I am thinking now about what audiences can do. How they join the work and how, for lack of a better word, they might be manipulated in the process. 

i’m not interested in manipulating the audience though i supposed that would be a logical sequence for those artists who wish to take it in that direction (draw the audience in to the work, get them activated, and then twist the scene against them..? it’s a bit predatory and not my mojo—or at least i HOPE the audience doesn’t feel manipulated in my work– but sure, bringing the viewer “in”  always has the potential to become manipulative because they come with a certain vulnerability and set of expectations to simply be invisible watchers…) that said, i don’t feel there’s anything particularly radical about folding the audience into a work or seeing them as part of the work. for me it grew out of an interest in paying attention to the larger frames—not just what happens “on stage” but responding to the surrounding structures and systems as well.
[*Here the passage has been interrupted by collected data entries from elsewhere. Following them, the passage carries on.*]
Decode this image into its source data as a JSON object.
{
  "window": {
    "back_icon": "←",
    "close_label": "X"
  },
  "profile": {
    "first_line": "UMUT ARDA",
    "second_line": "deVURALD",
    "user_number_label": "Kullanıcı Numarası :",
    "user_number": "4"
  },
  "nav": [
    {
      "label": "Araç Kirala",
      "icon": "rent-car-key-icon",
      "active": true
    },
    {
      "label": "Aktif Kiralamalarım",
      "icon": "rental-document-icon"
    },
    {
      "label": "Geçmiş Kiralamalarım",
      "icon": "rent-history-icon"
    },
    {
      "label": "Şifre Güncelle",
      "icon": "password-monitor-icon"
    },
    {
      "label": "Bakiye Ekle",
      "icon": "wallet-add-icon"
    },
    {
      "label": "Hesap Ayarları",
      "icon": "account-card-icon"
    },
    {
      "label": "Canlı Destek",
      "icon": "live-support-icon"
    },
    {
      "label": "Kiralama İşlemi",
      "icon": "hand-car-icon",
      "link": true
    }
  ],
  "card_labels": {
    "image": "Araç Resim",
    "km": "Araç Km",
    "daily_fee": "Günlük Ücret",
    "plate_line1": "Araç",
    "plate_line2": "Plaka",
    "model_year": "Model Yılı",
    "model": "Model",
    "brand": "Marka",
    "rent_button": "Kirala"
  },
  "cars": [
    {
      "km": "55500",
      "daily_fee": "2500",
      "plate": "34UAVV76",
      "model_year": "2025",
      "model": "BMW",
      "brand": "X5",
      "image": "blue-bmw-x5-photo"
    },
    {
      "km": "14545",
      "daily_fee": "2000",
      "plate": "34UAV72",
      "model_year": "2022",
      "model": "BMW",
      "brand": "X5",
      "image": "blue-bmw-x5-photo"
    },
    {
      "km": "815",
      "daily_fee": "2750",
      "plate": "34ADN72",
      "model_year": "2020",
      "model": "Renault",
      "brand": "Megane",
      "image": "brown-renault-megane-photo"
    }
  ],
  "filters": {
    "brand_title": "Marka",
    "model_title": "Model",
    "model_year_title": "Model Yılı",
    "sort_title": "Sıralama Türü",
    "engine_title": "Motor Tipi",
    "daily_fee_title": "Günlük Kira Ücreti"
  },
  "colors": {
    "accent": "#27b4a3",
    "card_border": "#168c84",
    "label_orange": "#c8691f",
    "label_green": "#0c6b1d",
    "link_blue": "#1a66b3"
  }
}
American modern dance critic John Martin, writes in American Dancing from 1936, “What, then, is the means of contact between the dancer and the spectator? When we see a human body moving, we see movement which is potentially producible by a human body and therefore by our own; through kinesthetic sympathy we actually reproduce it vicariously in our present muscular experience and awaken such associational connotations as might have been ours if the original movement had been of our own making. The irreducible minimum of equipment demanded of a spectator, therefore, is a kinesthetic sense in working condition.” I believe Martin’s point here is to invite audiences to feel through dancing as opposed to thinking through dancing. 

I really like this though i’d add the point that “feeling” ones way through a dance is the same thing as “thinking” ones way through… if dance can do nothing i hope it gets people to understand that ideas, feelings, logic, argument, etc etc etc can and does happen across the body. that’s what makes me so irritated by the popularity of competition dance (a la So You Think You Can bla bla bla franchise, not to mention regional competition dance etc, etc): it reduces all of that intelligence into spectacle and in that realm i don’t think audiences are feeling-thinking through their bodies and experiencing kinesthetic sympathy as much as applauding and salivating over skill and effort. i think it puts forth the idea that the body is something to champion, a lame horse to be disciplined rather than something to listen to and from which to think-feel. sure, this is one perspective and we need multiple perspectives, but this is what’s educating people on dance and that’s really unfortunate, a lost opportunity. i teach in academia and i witness and work with a lot of incoming students who’ve danced for most of their lives and can do a heap of cool technical actions and dance for hours, yet are disconnected from their bodies physically and psychologically. i’d go so far as saying those experiences within my teaching practice have played a great role in shaping what i pay attention to in my own work, my desire to move away from formal notions of virtuosities towards the more contemplative, nuanced, elemental, even murky and i can only hope that an audience is willing to go there with me.